My arbor nut spanner is 24mm, the allen key that fits into the end of the arbor to stop it rotating when tightening or loosening the blade is 8mm. Short of dismantling the saw it looks as if the nuts, bolts and washers that hold the column to the base are 14mm.

Hope this is of use.

Misterfish


----------



## SPinonit (12 Jan 2015)

misterfish":2qk52mzl said:


> Hope this is of use.Misterfish


That's brilliant, cheers!


----------



## SPinonit (1 Feb 2015)

Slight update on my RAS; I've managed to get the saw secured onto the stand and I've given it a bit of a clean up. However, I cannot find any dimensions for the four table parts. Without these, I'm just guessing sizes, so I'm wondering whether anyone has info on the original parts' dimensions, or of they can let me know what works for them?
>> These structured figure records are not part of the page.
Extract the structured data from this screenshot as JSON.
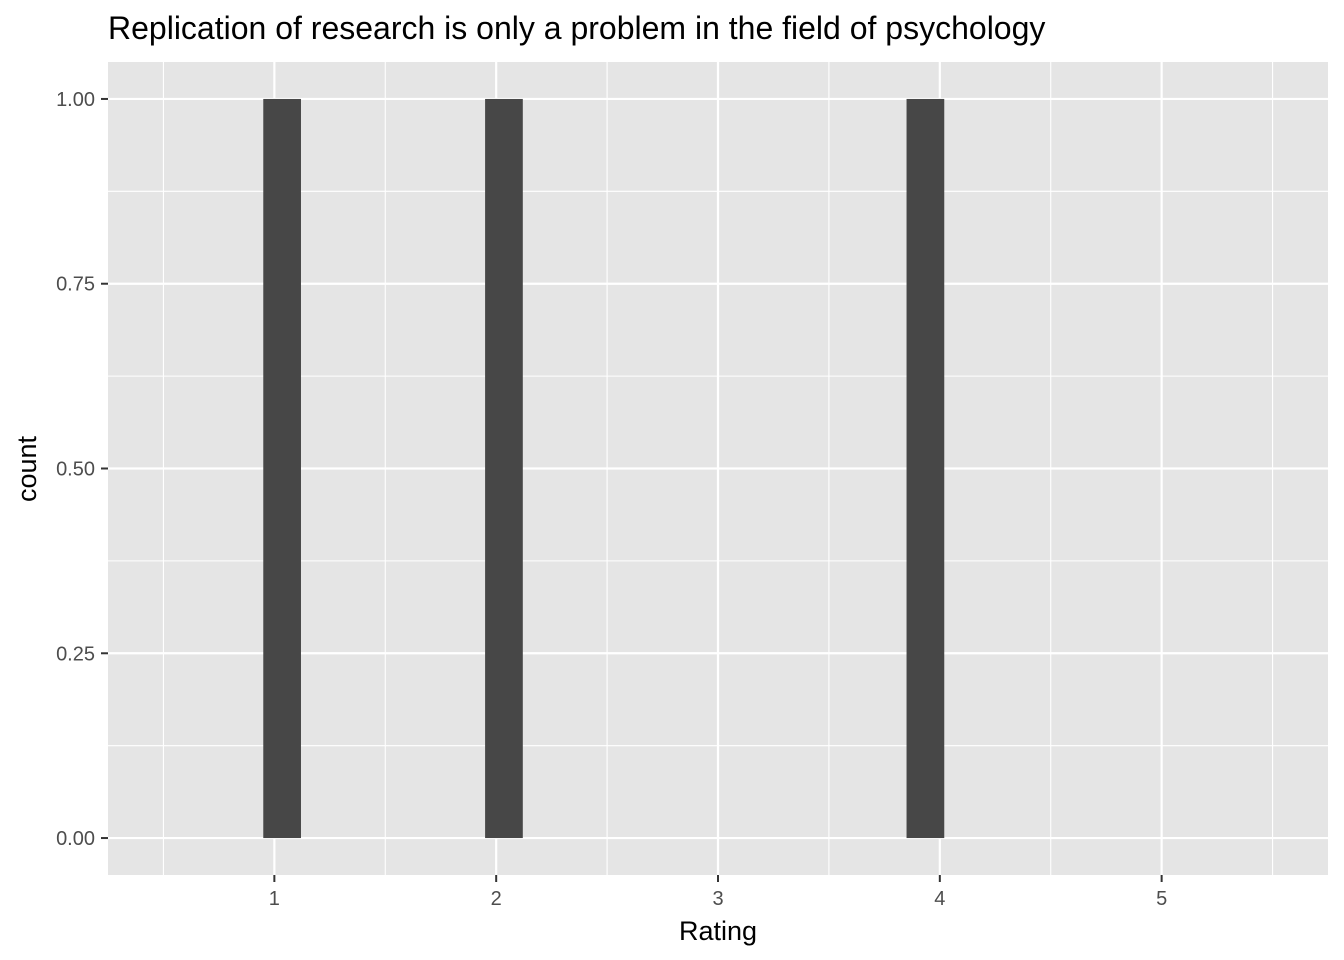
{
  "chart_data": {
    "type": "bar",
    "title": "Replication of research is only a problem in the field of psychology",
    "xlabel": "Rating",
    "ylabel": "count",
    "x_ticks": [
      1,
      2,
      3,
      4,
      5
    ],
    "y_ticks": [
      "0.00",
      "0.25",
      "0.50",
      "0.75",
      "1.00"
    ],
    "xlim": [
      0.25,
      5.75
    ],
    "ylim": [
      -0.05,
      1.05
    ],
    "bars": [
      {
        "x": 1.035,
        "width": 0.17,
        "value": 1
      },
      {
        "x": 2.035,
        "width": 0.17,
        "value": 1
      },
      {
        "x": 3.935,
        "width": 0.17,
        "value": 1
      }
    ],
    "grid": true,
    "colors": {
      "panel_background": "#e5e5e5",
      "grid": "#ffffff",
      "bar": "#474747",
      "tick": "#333333"
    }
  }
}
I need to get the table built so that I can use the beast.

Thanks


----------



## jumps (1 Feb 2015)

SPinonit":1p5cyukk said:


> Slight update on my RAS; I've managed to get the saw secured onto the stand and I've given it a bit of a clean up. However, I cannot find any dimensions for the four table parts. Without these, I'm just guessing sizes, so I'm wondering whether anyone has info on the original parts' dimensions, or of they can let me know what works for them? I need to get the table built so that I can use the beast.
> 
> Thanks



be interesting to know!

like Higon I just use a simple table.

The full split set up.is clearly more relevant to use for ripping, which I don't use it for as I have T'S and BS


----------



## SPinonit (1 Feb 2015)

Hmm, so I finally discovered some dimensions, just not sure if they are correct for my saw....I think they'll do as a starting point/trial, but it would be great if someone could confirm? A post on 'Toolmonger' suggests the individual component sizes are: 40″ wide. The front piece is 16″. The two secondary pieces are 7″ and 4″.


----------



## misterfish (2 Feb 2015)

Have a look at dewalt-radial-arm-saw-t57209.html?hilit=table where I posted a couple of pictures of my table - basically some worktop withthe ability to move the fence backwads and forwards a bit to allow cutting of thicker and thin material. I'm still using the same set up and have felt no need to change or improve it/

Misterfish


----------